In the 1945 statistics the population of Ijlil al-Shamaliyya consisted of 190 Muslims and the land area was 2,450 dunams of land, according to an official land and population survey. Of this land, 183 dunams were designated for citrus and bananas, 13 for plantations and irrigable land, 1,574 for cereals, while seven dunams were built-up areas. Also in 1945, a school was founded in the village and shared with Ijlil al-Qibliyya. It had 64 students in its first year. The village also had a mosque and several small shops.

===1948 war, and aftermath===
In December 1947 and January 1948 the leaders of al-Shaykh Muwannis, al-Mas'udiyya, al-Jammasin al-Sharqi, al-Jammasin al-Gharbi, and the mukhtars of 'Arab Abu Kishk and the two Ijlil-villages met with Haganah representatives in Petah Tikva. These villages wanted peace, and promised not to harbor any Arab Liberation Army soldiers or local Arab militia. They further promised that, in the case they were not able to keep them out alone, they were to call on Haganah for help.

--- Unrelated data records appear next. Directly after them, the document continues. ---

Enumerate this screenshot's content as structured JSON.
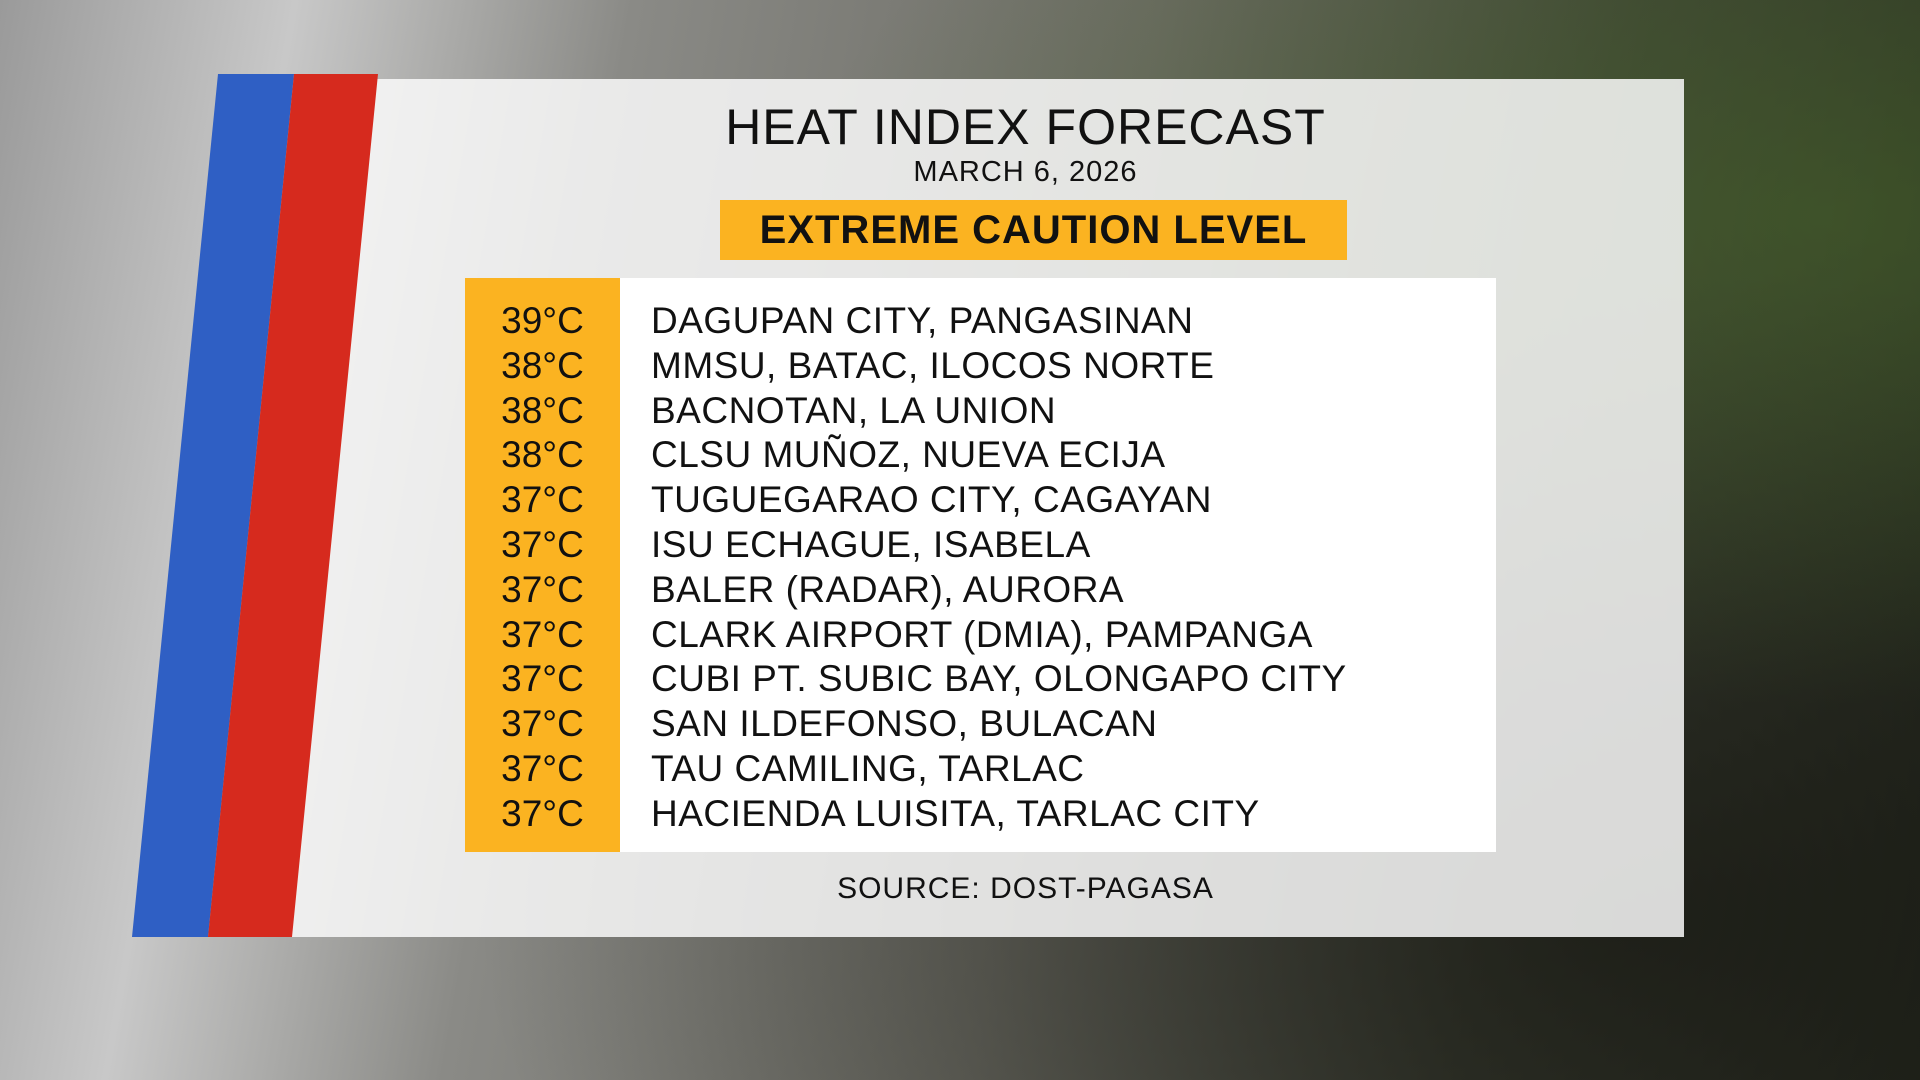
{
  "header": {
    "title": "HEAT INDEX FORECAST",
    "date": "MARCH 6, 2026",
    "level": "EXTREME CAUTION LEVEL"
  },
  "table": {
    "rows": [
      [
        "39°C",
        "DAGUPAN CITY, PANGASINAN"
      ],
      [
        "38°C",
        "MMSU, BATAC, ILOCOS NORTE"
      ],
      [
        "38°C",
        "BACNOTAN, LA UNION"
      ],
      [
        "38°C",
        "CLSU MUÑOZ, NUEVA ECIJA"
      ],
      [
        "37°C",
        "TUGUEGARAO CITY, CAGAYAN"
      ],
      [
        "37°C",
        "ISU ECHAGUE, ISABELA"
      ],
      [
        "37°C",
        "BALER (RADAR), AURORA"
      ],
      [
        "37°C",
        "CLARK AIRPORT (DMIA), PAMPANGA"
      ],
      [
        "37°C",
        "CUBI PT. SUBIC BAY, OLONGAPO CITY"
      ],
      [
        "37°C",
        "SAN ILDEFONSO, BULACAN"
      ],
      [
        "37°C",
        "TAU CAMILING, TARLAC"
      ],
      [
        "37°C",
        "HACIENDA LUISITA, TARLAC CITY"
      ]
    ]
  },
  "source": "SOURCE: DOST-PAGASA"
}
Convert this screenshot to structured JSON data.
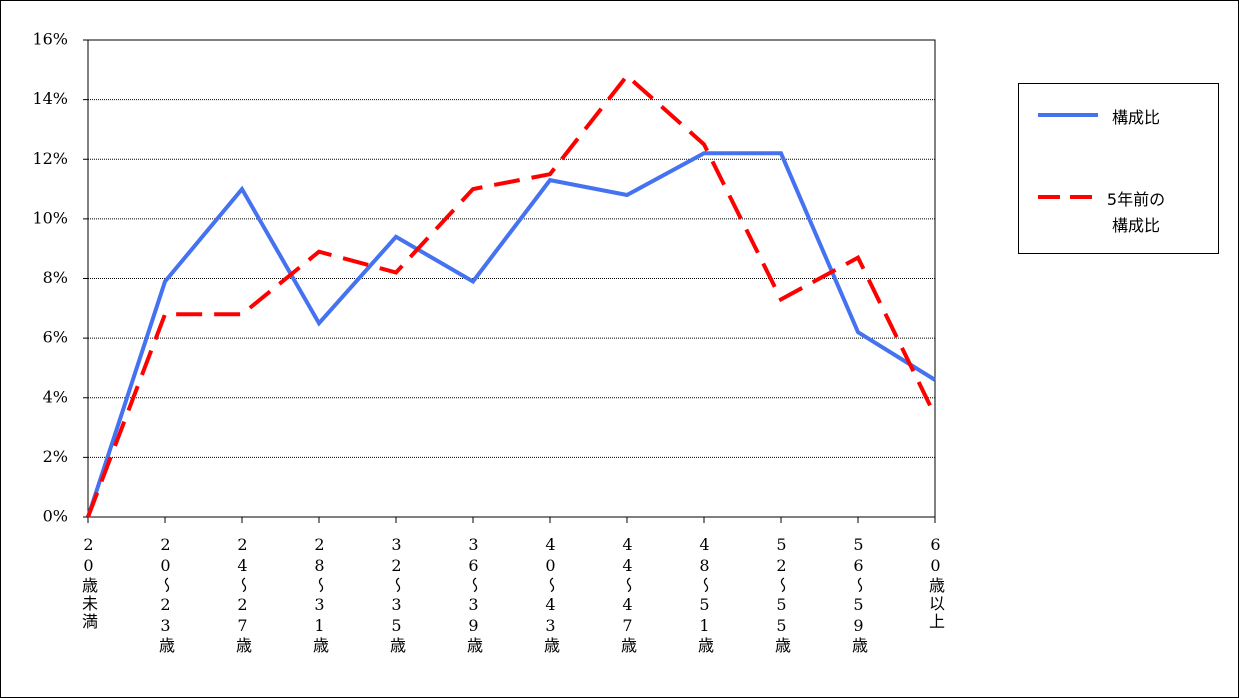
{
  "chart_data": {
    "type": "line",
    "categories": [
      "20歳未満",
      "20～23歳",
      "24～27歳",
      "28～31歳",
      "32～35歳",
      "36～39歳",
      "40～43歳",
      "44～47歳",
      "48～51歳",
      "52～55歳",
      "56～59歳",
      "60歳以上"
    ],
    "series": [
      {
        "name": "構成比",
        "color": "#4472f0",
        "dash": false,
        "values": [
          0,
          7.9,
          11.0,
          6.5,
          9.4,
          7.9,
          11.3,
          10.8,
          12.2,
          12.2,
          6.2,
          4.6
        ]
      },
      {
        "name": "5年前の構成比",
        "color": "#ff0000",
        "dash": true,
        "values": [
          0,
          6.8,
          6.8,
          8.9,
          8.2,
          11.0,
          11.5,
          14.8,
          12.5,
          7.3,
          8.7,
          3.4
        ]
      }
    ],
    "ylim": [
      0,
      16
    ],
    "yticks": [
      {
        "value": 0,
        "label": "0%"
      },
      {
        "value": 2,
        "label": "2%"
      },
      {
        "value": 4,
        "label": "4%"
      },
      {
        "value": 6,
        "label": "6%"
      },
      {
        "value": 8,
        "label": "8%"
      },
      {
        "value": 10,
        "label": "10%"
      },
      {
        "value": 12,
        "label": "12%"
      },
      {
        "value": 14,
        "label": "14%"
      },
      {
        "value": 16,
        "label": "16%"
      }
    ],
    "grid": true,
    "legend": "right"
  }
}
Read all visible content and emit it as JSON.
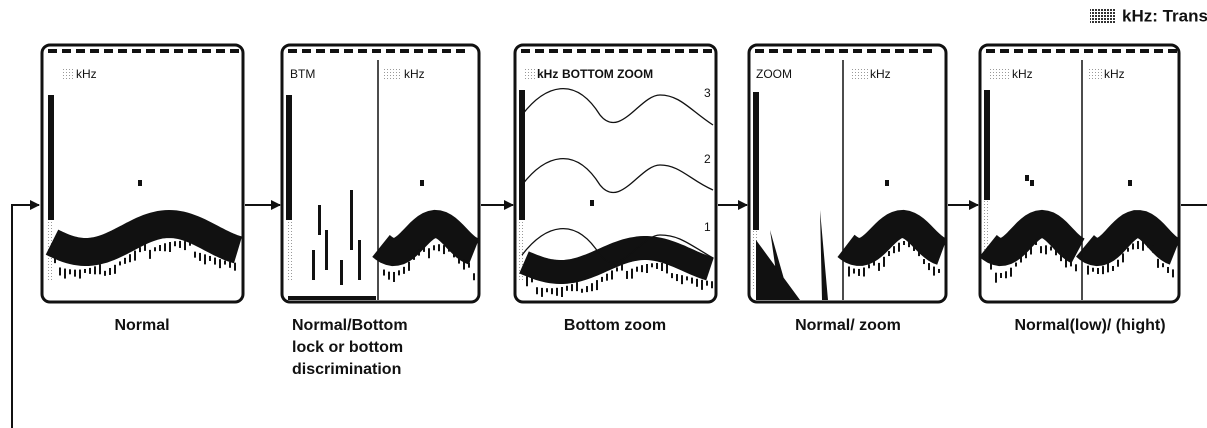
{
  "legend": {
    "label": "kHz: Transmission frequency"
  },
  "panels": [
    {
      "screens": [
        {
          "labels": [
            "kHz"
          ]
        }
      ],
      "caption": [
        "Normal"
      ]
    },
    {
      "screens": [
        {
          "labels": [
            "BTM"
          ]
        },
        {
          "labels": [
            "kHz"
          ]
        }
      ],
      "caption": [
        "Normal/Bottom",
        "lock or bottom",
        "discrimination"
      ]
    },
    {
      "screens": [
        {
          "labels": [
            "kHz",
            "BOTTOM ZOOM"
          ],
          "zoom_lines": [
            "3",
            "2",
            "1"
          ]
        }
      ],
      "caption": [
        "Bottom zoom"
      ]
    },
    {
      "screens": [
        {
          "labels": [
            "ZOOM"
          ]
        },
        {
          "labels": [
            "kHz"
          ]
        }
      ],
      "caption": [
        "Normal/ zoom"
      ]
    },
    {
      "screens": [
        {
          "labels": [
            "kHz"
          ]
        },
        {
          "labels": [
            "kHz"
          ]
        }
      ],
      "caption": [
        "Normal(low)/ (hight)"
      ]
    }
  ]
}
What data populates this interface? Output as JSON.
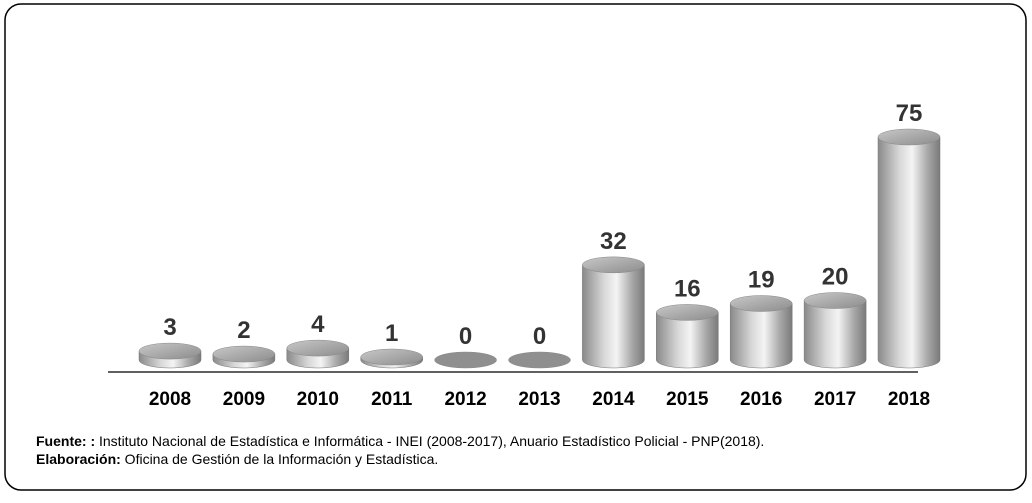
{
  "chart_data": {
    "type": "bar",
    "categories": [
      "2008",
      "2009",
      "2010",
      "2011",
      "2012",
      "2013",
      "2014",
      "2015",
      "2016",
      "2017",
      "2018"
    ],
    "values": [
      3,
      2,
      4,
      1,
      0,
      0,
      32,
      16,
      19,
      20,
      75
    ]
  },
  "footer": {
    "source_label": "Fuente: :",
    "source": " Instituto Nacional de Estadística e Informática - INEI (2008-2017), Anuario Estadístico Policial - PNP(2018).",
    "credit_label": "Elaboración:",
    "credit": " Oficina de Gestión de la Información y Estadística."
  }
}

By mid-March 1948, the Alexandroni Brigade had imposed isolation, dubbed "quarantine", of al-Shaykh Muwannis, 'Arab Abu Kishk and the two Ijlil-villages. However, on 12 March, the LHI kidnapped five village notables from al-Shaykh Muwannis. This undermined the villagers' trust in former agreements, and many left. The people of the two Ijlil-villages also left, after asking Jewish neighbours to look after their property.

In 1992, the historian Walid Khalidi found that the place was difficult to identify with precision as it was part of a large garbage dump.